Al, these trees from Brent are very big - like 16"+ in height and with 5"+ bases. It probably looks like seiju if you aren't aware of how big the trees are. The leaves on my seijju are probably about a 1/4", while the yatsubusa leaves are a good 1".
You guys throw the word Yatsubusa around like it means something. It is a Japanese word not used in real plant taxonomy and simply means "
small tufts" in Japanese. It is not used in the nursery trade because it has no meaning, any more than nishiki or arakawa. Currently in bonsai the word is used to define a rather "dwarf" species. Hokkaido and Seiju are both considered 'dwarf" species of ulmus.
So you guys seem to be argueing about a mutation of a mutation of a mutation? Ask yourself this can you grow seiju or yatsubusa from seed? What will happen if you plant both in the ground, will they hold true or do the continue to revert to elm foliage?
A mutation becomes a cultivar of the original species. It is propagated ( or
cultivated) by vegetive means only, cutting, grafting, layer. It does not hold true and will revert or suspend mutation over time.
A variety is a plant from a plant that was grown from seed and retains all the caracteristics of the parent plant. It is true to the parent.

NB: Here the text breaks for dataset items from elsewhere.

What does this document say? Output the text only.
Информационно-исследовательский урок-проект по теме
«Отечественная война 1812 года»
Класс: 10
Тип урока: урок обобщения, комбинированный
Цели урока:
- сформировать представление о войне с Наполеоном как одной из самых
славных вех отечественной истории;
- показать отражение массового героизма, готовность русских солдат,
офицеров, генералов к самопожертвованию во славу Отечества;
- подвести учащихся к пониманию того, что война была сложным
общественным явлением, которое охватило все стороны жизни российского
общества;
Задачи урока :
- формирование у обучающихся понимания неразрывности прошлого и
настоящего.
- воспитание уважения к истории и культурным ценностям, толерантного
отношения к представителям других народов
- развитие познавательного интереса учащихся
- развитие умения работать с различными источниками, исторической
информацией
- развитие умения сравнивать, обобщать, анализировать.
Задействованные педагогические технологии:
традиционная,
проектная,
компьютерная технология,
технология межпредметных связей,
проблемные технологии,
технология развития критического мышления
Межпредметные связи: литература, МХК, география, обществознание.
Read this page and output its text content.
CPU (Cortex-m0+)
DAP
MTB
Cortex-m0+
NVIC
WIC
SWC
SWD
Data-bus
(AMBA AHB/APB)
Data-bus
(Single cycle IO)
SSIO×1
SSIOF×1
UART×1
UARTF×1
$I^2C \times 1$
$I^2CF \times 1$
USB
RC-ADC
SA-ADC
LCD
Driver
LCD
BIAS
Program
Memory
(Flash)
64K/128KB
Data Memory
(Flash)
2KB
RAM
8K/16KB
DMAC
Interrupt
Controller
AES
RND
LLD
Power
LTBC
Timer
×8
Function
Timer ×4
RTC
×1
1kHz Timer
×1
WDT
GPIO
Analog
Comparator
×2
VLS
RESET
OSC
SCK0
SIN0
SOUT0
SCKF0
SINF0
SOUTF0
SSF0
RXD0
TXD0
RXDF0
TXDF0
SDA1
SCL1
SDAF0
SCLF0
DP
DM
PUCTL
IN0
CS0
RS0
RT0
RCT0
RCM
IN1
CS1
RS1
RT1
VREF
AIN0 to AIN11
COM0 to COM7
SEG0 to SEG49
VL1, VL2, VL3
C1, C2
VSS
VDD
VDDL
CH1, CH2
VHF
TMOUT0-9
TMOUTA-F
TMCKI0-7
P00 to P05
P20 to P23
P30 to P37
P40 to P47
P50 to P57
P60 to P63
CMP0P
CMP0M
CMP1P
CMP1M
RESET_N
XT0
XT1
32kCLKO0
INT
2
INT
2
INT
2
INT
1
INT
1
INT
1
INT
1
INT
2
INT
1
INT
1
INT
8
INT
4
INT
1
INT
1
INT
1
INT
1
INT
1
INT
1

This is an acer palmatum. Period. It was grown from seed 35 years ago. Plain old green mountain maple. Hundreds of trees were planted. Most all made green maple palmatums. This is one that became a sport. What do we call it? Maybe a roughbark maple would be a good name. The Japanese word for rough bark is "Arakawa". All cultivars of Acer with rough bark are called Arakawa by the Japanese. It is a cultivar and not a variety. I can reproduce this by cutting and grafting only.
Here is a clump grown from seed with one mutation in the clump. All the same seed but one rough barked tree mutated to add some variety to the clump. Pretty special.
A Mikawa black pine is a
Variety of black pine and holds true to the parent via seed. Nishiki and arakawa are mostly
cultivars, mostly grafted
, and named for their appearence in Japanese nomanclature which means nothing except to those in bonsai.
Now about the elm....you can call it a Yasubusa or Seiju or Hokkaido or whatever, but it is a cultivar of
Ulmus parvifolia. You can't grow Hokkaido nor seiju nor yatsubusa from seed, and all of them over time will throw regular elm foliage from the trunk trying to revert back to the parent. It is perfectly acceptable to consider this tree seiju like in appearence and absolutely nothing to get ones panties in a bunch.